We use cookies. Read the Privacy and Cookie Policy

Северный поход

Едва ли бы мы все ломанулись еще и на факультатив по древнерусской архитектуре, который вел учитель истории параллельного класса Густав Александрович Богуславский, если бы не намечавшийся чуть не на все летние каникулы грандиозный поход по русскому Северу.

Это было время, когда после долгого забвения заново открывали мир икон и фресок, церквей и монастырей. В этом повальном увлечении интеллигенции взрывоопасно смешались мучительные духовные поиски и гитарно-палаточная романтика турпоходов, диссидентство и мода. Всю весну мы осваивали специальный вокабуляр («поребрики», «кокошники», «закомары», «восьмерики на четвериках») и готовились к походу.

Высокий, жилистый Богуславский (прозвище Гусь) не владел искусством завораживать слушателей, зато он обладал невероятной памятью и уникальной эрудицией. В детстве Густав явно был вундеркиндом, таковым и оставался. К тому времени уже вышли его знаменитая книга очерков «Острова Соловецкие» (первая постгулаговская) и роскошный альбом «Память Севера» с множеством фотографий, которые почему-то убедили родителей в реальности наших планов.

Грандиозный поход требовал грандиозных приготовлений. С преисполненным ответственности Яном (командиром похода) стало невозможно о чем-либо говорить, кроме маршрута, снаряжения и эффективных способов борьбы с комарами.

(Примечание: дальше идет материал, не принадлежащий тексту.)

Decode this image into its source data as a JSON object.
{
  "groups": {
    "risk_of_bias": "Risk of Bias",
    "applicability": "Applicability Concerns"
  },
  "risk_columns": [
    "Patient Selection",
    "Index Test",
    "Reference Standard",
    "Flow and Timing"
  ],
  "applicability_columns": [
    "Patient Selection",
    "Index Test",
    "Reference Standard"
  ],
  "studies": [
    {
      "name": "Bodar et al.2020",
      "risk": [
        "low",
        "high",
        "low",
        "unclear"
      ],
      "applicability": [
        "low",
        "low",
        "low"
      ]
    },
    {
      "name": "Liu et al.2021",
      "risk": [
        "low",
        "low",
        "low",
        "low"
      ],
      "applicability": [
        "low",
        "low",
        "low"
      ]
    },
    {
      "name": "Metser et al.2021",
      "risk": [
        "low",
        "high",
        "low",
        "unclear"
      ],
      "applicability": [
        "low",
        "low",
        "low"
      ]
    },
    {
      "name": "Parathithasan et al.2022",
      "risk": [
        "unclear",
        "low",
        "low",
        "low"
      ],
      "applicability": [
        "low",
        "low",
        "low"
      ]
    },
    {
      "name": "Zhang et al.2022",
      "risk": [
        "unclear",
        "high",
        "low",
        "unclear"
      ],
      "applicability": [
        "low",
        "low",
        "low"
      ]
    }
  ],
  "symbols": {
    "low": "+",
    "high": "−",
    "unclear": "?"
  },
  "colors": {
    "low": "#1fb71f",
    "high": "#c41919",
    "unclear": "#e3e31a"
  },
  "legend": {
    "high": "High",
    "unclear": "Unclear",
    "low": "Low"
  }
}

Помимо ночлегов, переходов, переездов, переплывов (предстоял и аварийный перелет, но об этом мы не подозревали), вставал ключевой в условиях советского тотального дефицита вопрос: а что мы будем есть? Через отдельных допущенных к кормушке родителей добывались дефицитные продукты. Часть мы тащили с собой, часть высылали в посылках самим себе в пункты намеченного маршрута.

В ходе подготовки мы перезнакомились и передружились с многоумными бэшниками, которые тоже собирались в поход со своим учителем истории Густавом. У них был и свой интересный словесник Збарский. На его уроке мне понравилось. Он увлеченно и увлекательно рассказывал и вообще их не спрашивал. В начале урока бэшники тоже читали стихи, такова была общешкольная традиция. Там я впервые услышал жесткие строки Ходасевича — спасибо Лене Васильевой (ныне профессор-кардиолог).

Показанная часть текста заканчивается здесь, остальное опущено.